The figure of 18,076,893 Ordinary Shares may be used by Shareholders as the denominator for the calculations by which they will determine if they are required to notify their interest in, or a change to their interest in, the Company under the FCA's Disclosure Guidance and Transparency Rules.

Capitalised terms used in this announcement shall, unless otherwise defined, have the same meanings as set out in the Circular. 
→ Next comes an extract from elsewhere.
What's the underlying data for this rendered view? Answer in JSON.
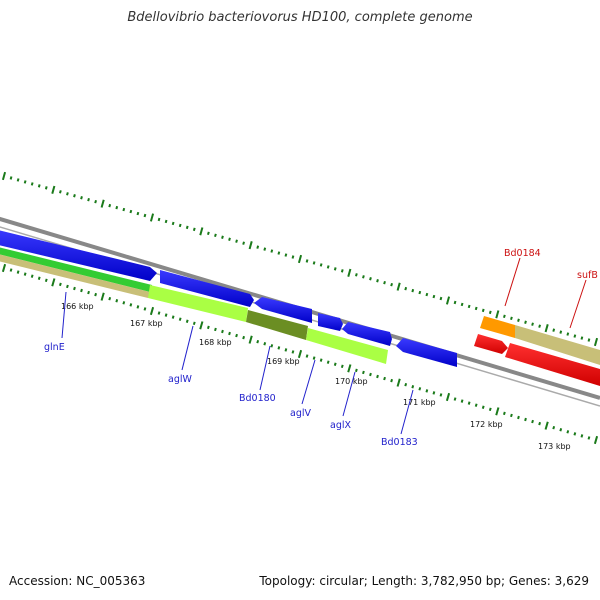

The remaining expected timetable of principal events for the Tender Offer remains as set out below:

 

Tender Offer Record Date

6.00 p.m. on 24 March 2026

Announcement of results of the Tender Offer

7.00 a.m. on 25 March 2026

Purchase of Ordinary Shares under the Tender Offer

26 March 2026

CREST accounts credited for revised, uncertificated holdings of Ordinary Shares (or, in the case of unsuccessful tenders, for entire holdings of Ordinary Shares)

by 27 March 2026

CREST accounts credited in respect of Tender Offer proceeds for uncertificated Ordinary Shares

by 31 March 2026

Despatch cheques in respect of Tender Offer proceeds for certificated Ordinary Shares

by 31 March 2026

Return of share certificates in respect of unsuccessful tenders of certificated Ordinary Shares

by 31 March 2026

Despatch of balancing share certificates (in respect of certificated Ordinary Shares) for revised, certificated holdings in the case of partially successful tenders

week commencing 30 March 2026

 

Last day of dealings in the Ordinary Shares on the London Stock Exchange

by 20 April 2026

Cancellation of listing of Ordinary Shares on the Official List and of trading of Ordinary Shares on the London Stock Exchange

by 21 April 2026

Re-registration as a private company

by 24 April 2026

 

Enquiries:

Centaur Media Plc

Investor.relations@centaurmedia.com

Martin Rowland, Executive Chair


Simon Longfield, Chief Financial Officer




Cavendish Capital Markets Limited

020 7908 6000

Adrian Hadden


George Lawson


 

Cautionary note regarding forward-looking statements

This announcement includes statements that are, or may be deemed to be, "forward-looking statements". These forward-looking statements can be identified by the use of forward-looking terminology, including the terms "believes", "estimates", "forecasts", "plans", "prepares", "targets", "anticipates", "projects", "expects", "intends", "may", "will", "seeks", or "should" or, in each case, their negative or other variations or comparable terminology, or by discussions of strategy, plans, objectives, goals, future events or intentions. These forward-looking statements include all matters that are not historical facts. They appear in a number of places throughout this announcement and include statements regarding the Company's and the Directors' intentions, beliefs or current expectations concerning, amongst other things, the Company's prospects, growth and strategy. No statement in this announcement is intended to be a profit forecast and no statement in this announcement should be interpreted to mean the Company's performance in future would necessarily match or exceed the historical published performance of the Company.

 

By their nature, forward-looking statements involve risks and uncertainties because they relate to future events and depend on circumstances that may or may not occur in the future. Forward-looking statements are not guarantees of future performance. The Company's actual performance, achievements and financial condition may differ materially from those expressed or implied by the forward-looking statements in this announcement. In addition, even if the Company's results of operations, performance, achievements and financial condition are consistent with the forward-looking statements in this announcement, those results or developments may not be indicative of results or developments in subsequent periods.

 

Any forward-looking statements that the Company makes in this announcement speak only as of the date of such statement, and none of the Company or the Directors undertake any obligation to update such statements unless required to do so by applicable law. Comparisons of results for current and any prior periods are not intended to express any future trends or indications of future performance, unless expressed as such, and should only be viewed as historical data.